His songs, with lyrics by Maltby, Gimbel, the Bergmans, Carol Connors or himself, have been recorded and/or performed by Barbra Streisand (who has recorded five of them, including “Starting Here, Starting Now,” which was the opening number of her recent world tour concert), Maureen McGovern, Melissa Manchester, Mariah Carey, Jennifer Warnes, Julie Andrews, John Pizzarelli, Vanessa Williams, Glenn Campbell, Johnny Mathis, Kiri Te Kanawa, Kathy Lee Gifford, Robert Goulet and Michael Crawford, among many others.

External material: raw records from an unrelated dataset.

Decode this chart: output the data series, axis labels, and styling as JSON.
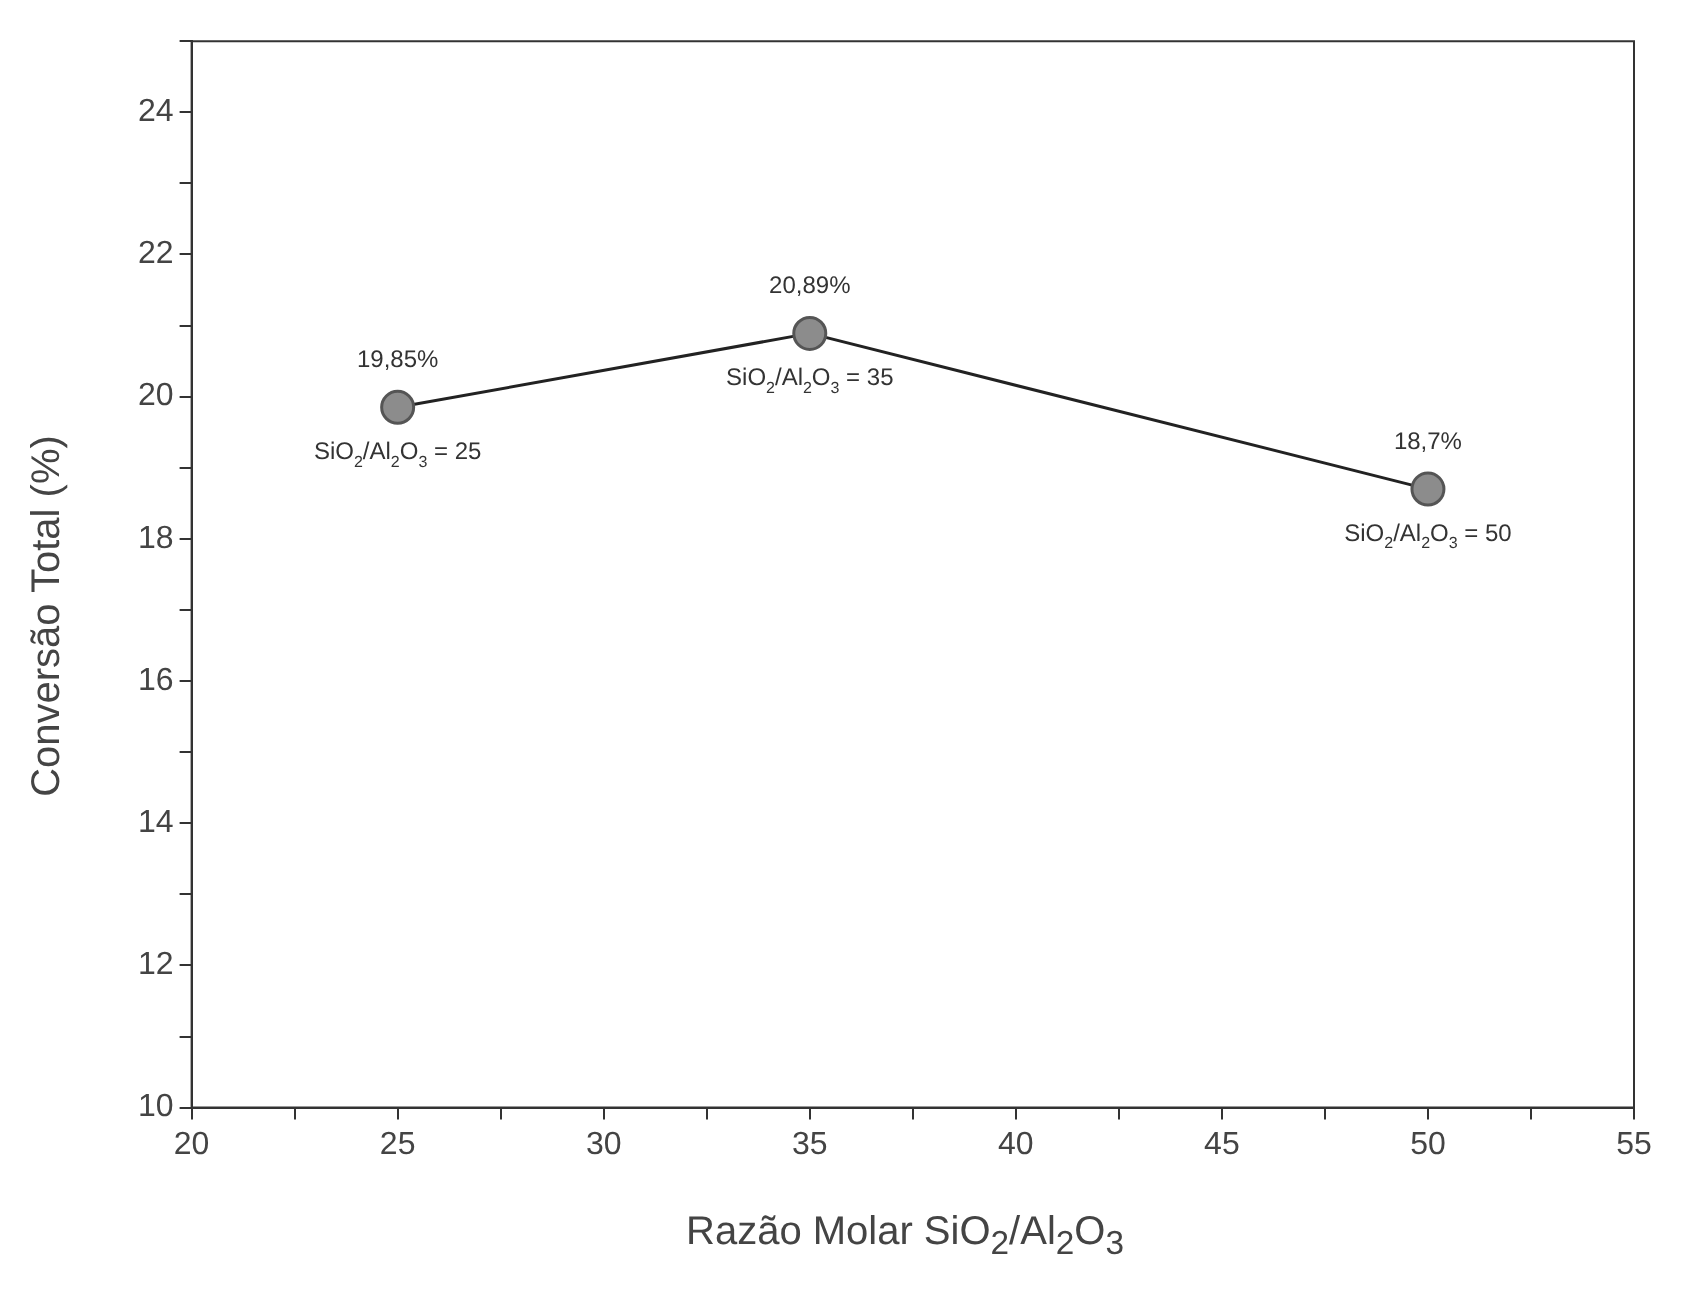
{
  "chart_data": {
    "type": "line",
    "xlabel": "Razão Molar SiO$_{2}$/Al$_{2}$O$_{3}$",
    "ylabel": "Conversão Total (%)",
    "x": [
      25,
      35,
      50
    ],
    "series": [
      {
        "color": "#8c8c8c",
        "values": [
          19.85,
          20.89,
          18.7
        ],
        "value_labels": [
          "19,85%",
          "20,89%",
          "18,7%"
        ]
      }
    ],
    "xlim": [
      20,
      55
    ],
    "xticks": [
      20,
      {
        "value": 22.5,
        "label": null
      },
      25,
      {
        "value": 27.5,
        "label": null
      },
      30,
      {
        "value": 32.5,
        "label": null
      },
      35,
      {
        "value": 37.5,
        "label": null
      },
      40,
      {
        "value": 42.5,
        "label": null
      },
      45,
      {
        "value": 47.5,
        "label": null
      },
      50,
      {
        "value": 52.5,
        "label": null
      },
      55
    ],
    "ylim": [
      10,
      25
    ],
    "yticks": [
      10,
      {
        "value": 11,
        "label": null
      },
      12,
      {
        "value": 13,
        "label": null
      },
      14,
      {
        "value": 15,
        "label": null
      },
      16,
      {
        "value": 17,
        "label": null
      },
      18,
      {
        "value": 19,
        "label": null
      },
      20,
      {
        "value": 21,
        "label": null
      },
      22,
      {
        "value": 23,
        "label": null
      },
      24,
      {
        "value": 25,
        "label": null
      }
    ],
    "grid": false,
    "legend": false,
    "marker": "circle",
    "line_style": "solid",
    "annotations": [
      {
        "text": "SiO$_{2}$/Al$_{2}$O$_{3}$ = 25",
        "x": 25,
        "y": 19.85
      },
      {
        "text": "SiO$_{2}$/Al$_{2}$O$_{3}$ = 35",
        "x": 35,
        "y": 20.89
      },
      {
        "text": "SiO$_{2}$/Al$_{2}$O$_{3}$ = 50",
        "x": 50,
        "y": 18.7
      }
    ]
  }
}
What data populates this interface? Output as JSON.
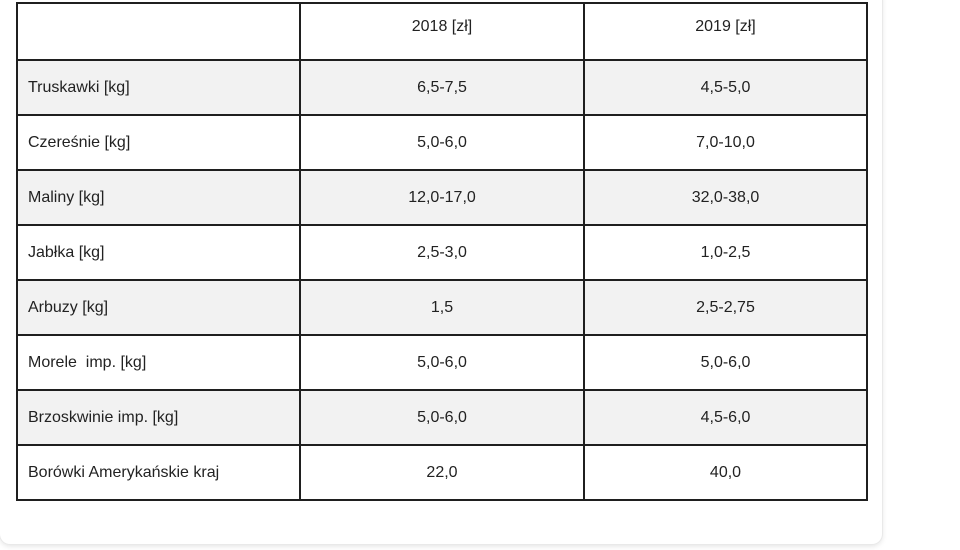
{
  "table": {
    "headers": [
      "",
      "2018 [zł]",
      "2019 [zł]"
    ],
    "rows": [
      {
        "label": "Truskawki [kg]",
        "y2018": "6,5-7,5",
        "y2019": "4,5-5,0"
      },
      {
        "label": "Czereśnie [kg]",
        "y2018": "5,0-6,0",
        "y2019": "7,0-10,0"
      },
      {
        "label": "Maliny [kg]",
        "y2018": "12,0-17,0",
        "y2019": "32,0-38,0"
      },
      {
        "label": "Jabłka [kg]",
        "y2018": "2,5-3,0",
        "y2019": "1,0-2,5"
      },
      {
        "label": "Arbuzy [kg]",
        "y2018": "1,5",
        "y2019": "2,5-2,75"
      },
      {
        "label": "Morele  imp. [kg]",
        "y2018": "5,0-6,0",
        "y2019": "5,0-6,0"
      },
      {
        "label": "Brzoskwinie imp. [kg]",
        "y2018": "5,0-6,0",
        "y2019": "4,5-6,0"
      },
      {
        "label": "Borówki Amerykańskie kraj",
        "y2018": "22,0",
        "y2019": "40,0"
      }
    ]
  }
}
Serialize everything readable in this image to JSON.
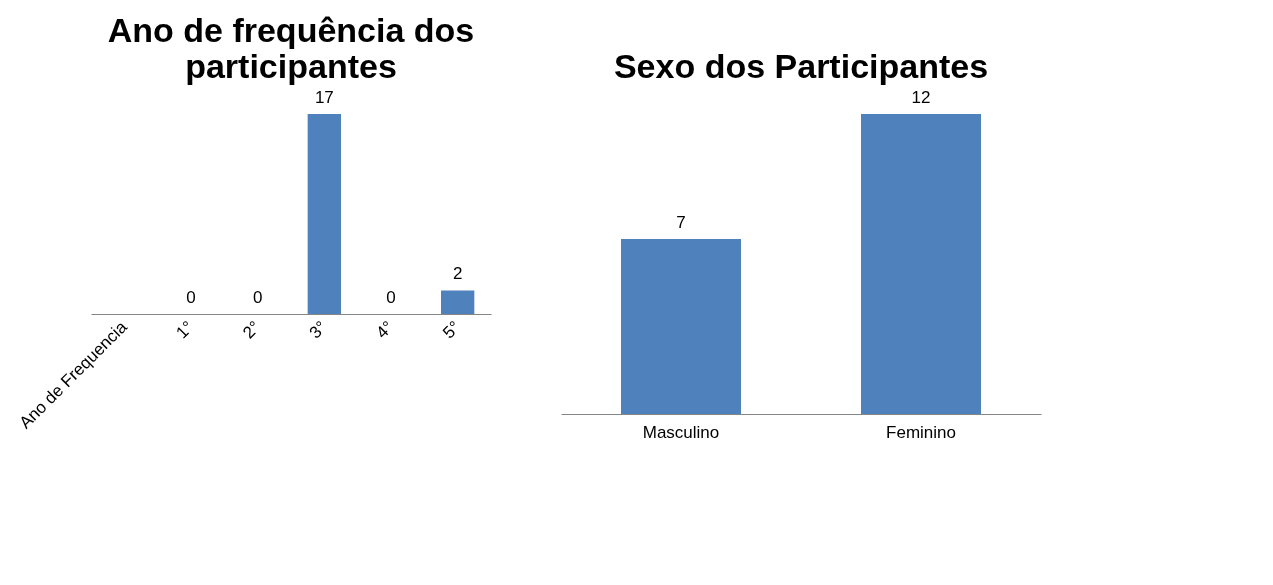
{
  "chart_data": [
    {
      "type": "bar",
      "title": "Ano de frequência dos participantes",
      "categories": [
        "Ano de Frequencia",
        "1°",
        "2°",
        "3°",
        "4°",
        "5°"
      ],
      "values": [
        null,
        0,
        0,
        17,
        0,
        2
      ],
      "color": "#4f81bd",
      "data_labels": true
    },
    {
      "type": "bar",
      "title": "Sexo dos Participantes",
      "categories": [
        "Masculino",
        "Feminino"
      ],
      "values": [
        7,
        12
      ],
      "color": "#4f81bd",
      "data_labels": true
    }
  ]
}
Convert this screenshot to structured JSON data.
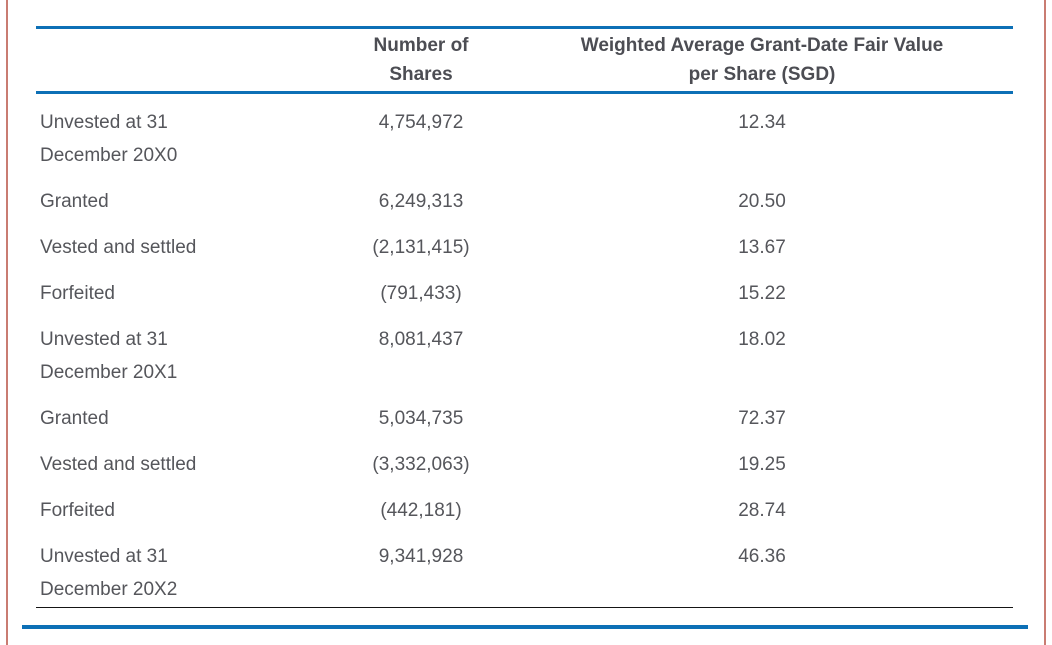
{
  "page": {
    "accent_blue": "#0d70b6",
    "edge_border_red": "#c97c72",
    "closing_rule_black": "#151515",
    "text_color": "#55565b"
  },
  "table": {
    "columns": [
      {
        "label_lines": [
          ""
        ]
      },
      {
        "label_lines": [
          "Number of",
          "Shares"
        ]
      },
      {
        "label_lines": [
          "Weighted Average Grant-Date Fair Value",
          "per Share (SGD)"
        ]
      }
    ],
    "rows": [
      {
        "label_lines": [
          "Unvested at 31",
          "December 20X0"
        ],
        "shares": "4,754,972",
        "fair_value": "12.34"
      },
      {
        "label_lines": [
          "Granted"
        ],
        "shares": "6,249,313",
        "fair_value": "20.50"
      },
      {
        "label_lines": [
          "Vested and settled"
        ],
        "shares": "(2,131,415)",
        "fair_value": "13.67"
      },
      {
        "label_lines": [
          "Forfeited"
        ],
        "shares": "(791,433)",
        "fair_value": "15.22"
      },
      {
        "label_lines": [
          "Unvested at 31",
          "December 20X1"
        ],
        "shares": "8,081,437",
        "fair_value": "18.02"
      },
      {
        "label_lines": [
          "Granted"
        ],
        "shares": "5,034,735",
        "fair_value": "72.37"
      },
      {
        "label_lines": [
          "Vested and settled"
        ],
        "shares": "(3,332,063)",
        "fair_value": "19.25"
      },
      {
        "label_lines": [
          "Forfeited"
        ],
        "shares": "(442,181)",
        "fair_value": "28.74"
      },
      {
        "label_lines": [
          "Unvested at 31",
          "December 20X2"
        ],
        "shares": "9,341,928",
        "fair_value": "46.36"
      }
    ]
  }
}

His “With You I’m Born Again” (lyrics by Carol Connors) was an international Motown hit for Billy Preston and Syreeta, and he and David Pomeranz co-wrote “In Our Hands,” the theme song for the United Nations World Summit for Children.
Mr. Shire is a graduate of Yale, serves on the executive council of the Dramatists Guild of America and is a trustee of the Rockland Conservatory of Music. His eldest son, screenwriter Matthew Shire lives in Los Angeles, and he, his wife actress Didi Conn, and their teenage son Daniel, make their home in the Hudson Valley.
JOHN WEIDMAN
John Weidman wrote the book for Pacific Overtures, (Tony nominations, Best Book, Best Musical, Best Musical Revival) score by Stephen Sondheim, directed on Broadway by Harold Prince and in 2005 at the Roundabout Theatre by Amon Miyamoto. He co-authored, with Timothy Crouse, the new book for the Broadway revival of Cole Porter’s Anything Goes directed at Lincoln Center Theater, (Tony Award, Best Musical Revival) by Jerry Zaks and at the Royal National Theatre by Trevor Nunn (Olivier Award, Best Musical Production). Weidman wrote the book for Assassins, score by Stephen Sondheim, directed Off-Broadway by Jerry Zaks, in London (Drama Critics’ Award for Best Musical) by Sam Mendes, and three seasons ago on Broadway (Tony Award, Best Musical Revival) by Joe Mantello. Weidman wrote the book for big (Tony nomination, Best Book), score by Richard Maltby, Jr. and David Shire, directed on Broadway by Mike Ockrent, and co-created with choreographer/director Susan Stroman the musical Contact (Tony nomination, Best Book; Tony Award, Best Musical). He wrote the book for Take Flight, score by Richard Maltby, Jr. and David Shire, which had its world premiere last summer at the Chocolate Factory in London. His new musical, Bounce, score by Stephen Sondheim, directed by John Doyle, goes into rehearsal at the Public Theater this fall. He and Susan Stroman are currently at work on a new musical, commissioned by Lincoln Center Theater, with a score by Scott Frankel and Michael Korie. Since 1986, he has written for Sesame Street, receiving twelve Emmy Awards for Outstanding Writing for a Children’s Program. Weidman is President of the Dramatists’ Guild of America.